Today was productive. The kids and I went to visit Antonio's preschool friend. His mother is a really awesome person. She told me I was a great mom several times. I think one of my barriers to being a great friend, is I say things that can be seen as condescending. I think I have always talked that way, and since I never every think that way, it didn't occur to me for a long time. But now I notice people being defensive when I say things, and I have like this out of body experience like I want to take it back and make them understand what I really meant. But I don't really know how to do that. "I didn't mean that the mean way" Yeah...I just need to stop talking like an ass hole. Which didn't really happen so much today with Golina, but maybe once.
I just wish I was more generous. I just don't think about other people, and I will use the excuse of my kids, they suck all the giving I have out of me so I am exhausted of all giving energy. But other people do it. They get their kids in on it too.

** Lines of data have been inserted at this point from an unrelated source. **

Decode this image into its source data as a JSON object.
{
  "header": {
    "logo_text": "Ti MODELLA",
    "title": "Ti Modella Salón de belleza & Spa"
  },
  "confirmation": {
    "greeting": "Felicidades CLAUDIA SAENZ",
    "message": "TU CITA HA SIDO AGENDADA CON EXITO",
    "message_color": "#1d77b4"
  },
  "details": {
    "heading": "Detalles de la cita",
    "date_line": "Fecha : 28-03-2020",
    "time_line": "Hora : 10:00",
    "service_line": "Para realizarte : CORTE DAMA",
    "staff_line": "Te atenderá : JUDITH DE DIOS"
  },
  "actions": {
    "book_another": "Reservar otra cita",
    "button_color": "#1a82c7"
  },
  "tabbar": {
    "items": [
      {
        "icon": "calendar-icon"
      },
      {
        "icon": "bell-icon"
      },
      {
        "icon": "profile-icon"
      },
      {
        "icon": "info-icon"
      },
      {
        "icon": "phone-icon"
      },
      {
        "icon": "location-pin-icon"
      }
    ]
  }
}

I need to pray more with the kids. We say prayers of thanksgiving, but that's about it. There is also Adoration, contrition, Supplication, the Saints, Mass, Rosary...and many more. All try to add one more this week to the dinnertime rote, and hurried blessing.
I worked on the tree skirt tonight. I had the idea of something a lot cooler in my mind, so now I'm just trying to finish it so I can move on to the next thing. I would like to make a few little summer dresses for Bella with fabric I bought already, and a pattern from a dress she has already. That hopefully will turn out more fun. My projects always start out more fun, then I run into some snag, or difficulty, or my machine stops working. Planning is, I guess, the most exciting part. Abel has the evening off tomorrow. I bought something to make him for dinner. Hopefully planning is not the most fun part of that evening. Although it usually is.